In seiner Regierungserklärung wirbt Bundesfinanzminister Wolfgang Schäuble für neue Milliarden-Pakete. Mahnung an Griechen - Reform muss sein.

Berlin. Im Bundestag hat Bundesfinanzminister Wolfgang Schäuble (CDU) für neue Milliarden-Hilfen für das von einer Staatspleite bedrohte Griechenland geworben. „Die Lage in Griechenland und damit auch in Europa ist ernst“, sagte Schäuble in seiner Regierungserklärung im Bundestag. Ohne neues Geld bestehe die Gefahr der Zahlungsunfähigkeit – „mit schwerwiegenden Risiken für die globale Entwicklung“.
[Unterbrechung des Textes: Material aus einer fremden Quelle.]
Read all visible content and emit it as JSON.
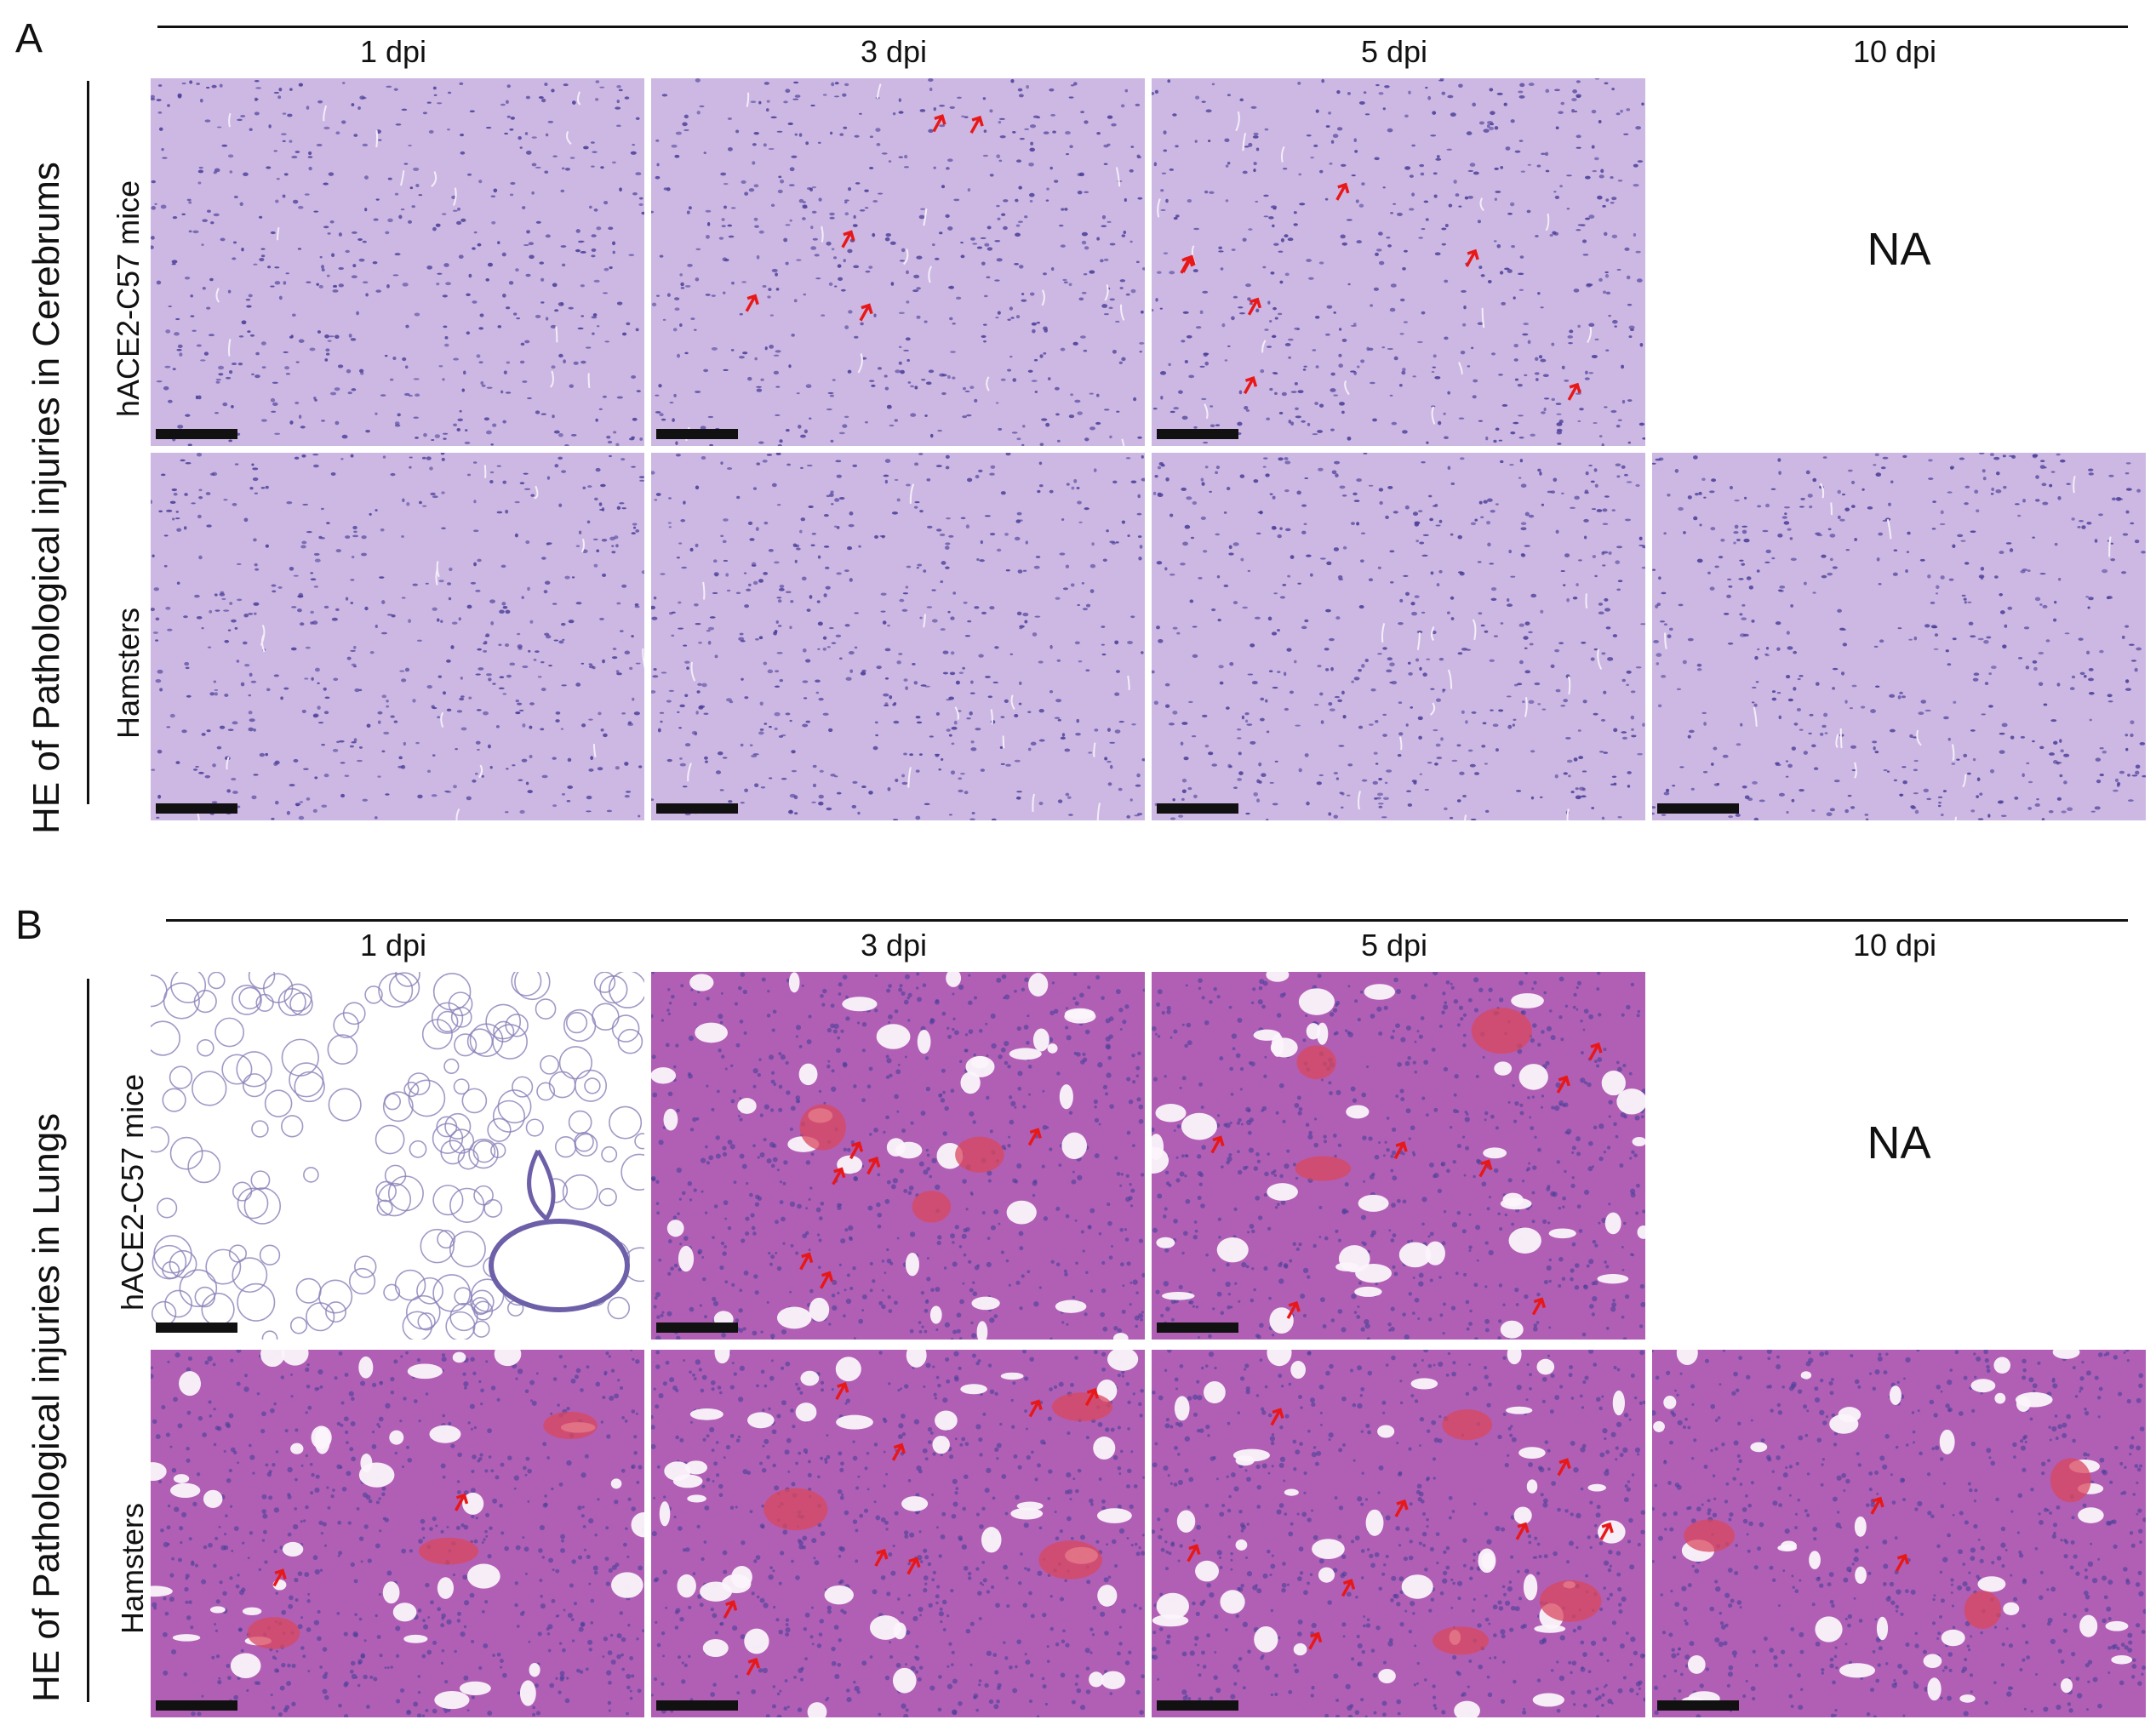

Schäuble forderte auch die Griechen zu Reformen aus. „Das ist für weitere Hilfeleistungen eine unersetzliche Voraussetzung.“ Das Land müsse nicht nur sparen, sondern die Wirtschaft wieder flott machen – etwa durch die Privatisierung von Staatsbetrieben. Zugleich sei eine Beteiligung des Privatsektors bei der Lösung der Probleme „unvermeidbar". Die Koalitionsfraktionen wollen neue Finanzhilfen für das hoch verschuldete Griechenland von der Zustimmung des Parlaments und der Einbeziehung privater Gläubiger abhängig machen. Einen entsprechenden Entschließungsantrag soll noch am Freitag vom Bundestag verabschiedet werden.

Schäubles Umschwung liegt der sogenannte "Troika"-Bericht zugrunde. Von Anfang Mai bis Anfang Juni haben die EU-Kommission, die Europäische Zentralbank (EZB) und der Internationale Währungsfonds (IWF) die Lage Griechenlands genau unter die Lupe genommen. Der Bericht ist nun die Grundlage für die nächste Hilfszahlung an Griechenland.

Ergebnisse aus dem „Troika“-Bericht

FINANZIERUNG: „Griechenland wird wahrscheinlich nicht in der Lage sein, 2012 auf die Märkte zurückzukehren“, heißt es in dem Bericht. Eigenlich war geplant, dass das Land sich ab Anfang 2012 wieder am privaten Kapitalmarkt Geld beschaffen kann. „Dieses Szenario erscheint zu diesem Zeitpunkt äußerst unwahrscheinlich“, heißt es weiter. Die Kosten einer Marktfinanzierung seien weiterhin nicht tragbar. „Die Finanzierungsstrategie muss überprüft werden“, so die Prüfer. Das Anpassungsprogramm sei nun unterfinanziert. „Die nächste Auszahlung kann nicht stattfinden, bevor das Problem dieser Unterfinanzierung gelöst ist“, wird klargestellt.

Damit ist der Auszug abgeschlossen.